BECAUSE Filipinos only experience two seasons, we invariably attach much meaning and sentiment to both. Summer–the dry season–becomes an idyll of beaches, sunshine, freedom and long days. The other season, the wet or rainy season, becomes a poignant period of showers, cool afternoons and dreaming.

Most Filipino school children longed for summer, longed to be released squealing from their restrictive classrooms into the seemingly endless–but altogether too short–months of April and May. But I always preferred the rainy season, the raindrops of June and July, together with the pitter patter of rain as you dropped off to sleep at night.

June and July also came with its requisite typhoons of course and everyone became a radio listener as we begged for a day off from school even as the floods rose and the winds howled.
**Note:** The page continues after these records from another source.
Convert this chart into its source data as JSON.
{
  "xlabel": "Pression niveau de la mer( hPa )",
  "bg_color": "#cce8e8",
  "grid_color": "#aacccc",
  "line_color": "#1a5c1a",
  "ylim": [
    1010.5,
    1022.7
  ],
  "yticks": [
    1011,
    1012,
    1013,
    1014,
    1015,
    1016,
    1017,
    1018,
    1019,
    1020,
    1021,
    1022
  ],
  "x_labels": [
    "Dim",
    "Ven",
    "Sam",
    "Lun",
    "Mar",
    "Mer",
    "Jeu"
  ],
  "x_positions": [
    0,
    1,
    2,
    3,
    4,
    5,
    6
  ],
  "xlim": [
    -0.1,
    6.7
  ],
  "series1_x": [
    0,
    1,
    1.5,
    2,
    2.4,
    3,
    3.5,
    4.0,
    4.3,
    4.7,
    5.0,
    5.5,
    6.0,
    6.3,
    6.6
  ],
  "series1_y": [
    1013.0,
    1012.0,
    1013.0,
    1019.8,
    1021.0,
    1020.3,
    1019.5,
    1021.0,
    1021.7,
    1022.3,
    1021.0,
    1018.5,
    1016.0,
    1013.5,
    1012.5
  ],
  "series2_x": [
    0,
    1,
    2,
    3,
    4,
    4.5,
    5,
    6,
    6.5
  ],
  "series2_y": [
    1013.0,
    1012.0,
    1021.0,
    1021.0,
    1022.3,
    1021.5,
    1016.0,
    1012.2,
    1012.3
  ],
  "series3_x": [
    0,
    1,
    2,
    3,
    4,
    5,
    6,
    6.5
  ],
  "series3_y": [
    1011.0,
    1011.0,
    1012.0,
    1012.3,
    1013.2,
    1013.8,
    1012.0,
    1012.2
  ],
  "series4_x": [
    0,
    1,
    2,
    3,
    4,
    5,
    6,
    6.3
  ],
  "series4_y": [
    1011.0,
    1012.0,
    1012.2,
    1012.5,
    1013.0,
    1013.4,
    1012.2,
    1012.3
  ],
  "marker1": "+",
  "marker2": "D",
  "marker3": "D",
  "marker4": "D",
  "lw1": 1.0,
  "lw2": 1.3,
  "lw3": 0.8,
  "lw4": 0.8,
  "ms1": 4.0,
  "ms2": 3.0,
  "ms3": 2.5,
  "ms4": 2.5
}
But as I grew older, I learned to appreciate the rainy season even more. Rain, you see, compresses time. There’s no telling what hour it is in the middle of a rainstorm. It’s like time literally stops to matter. All you have is the rain and you. It’s an unforgettable sensation, like kissing a girl in the gentle drizzle, or the barest hint of sunlight passing through the fragments of cloud and coldness. And people flee indoors. Some people liked to cuddle up with a book. Others cuddle up with someone they cherish. Rain translates our moods for us. If lonely, rain weeps. If happy, rain consoles. I always liked to sit by a window and just look out the window for hours, just listening to the individual raindrops dance on whatever surface they could encounter as I dreamt of poetry and better times.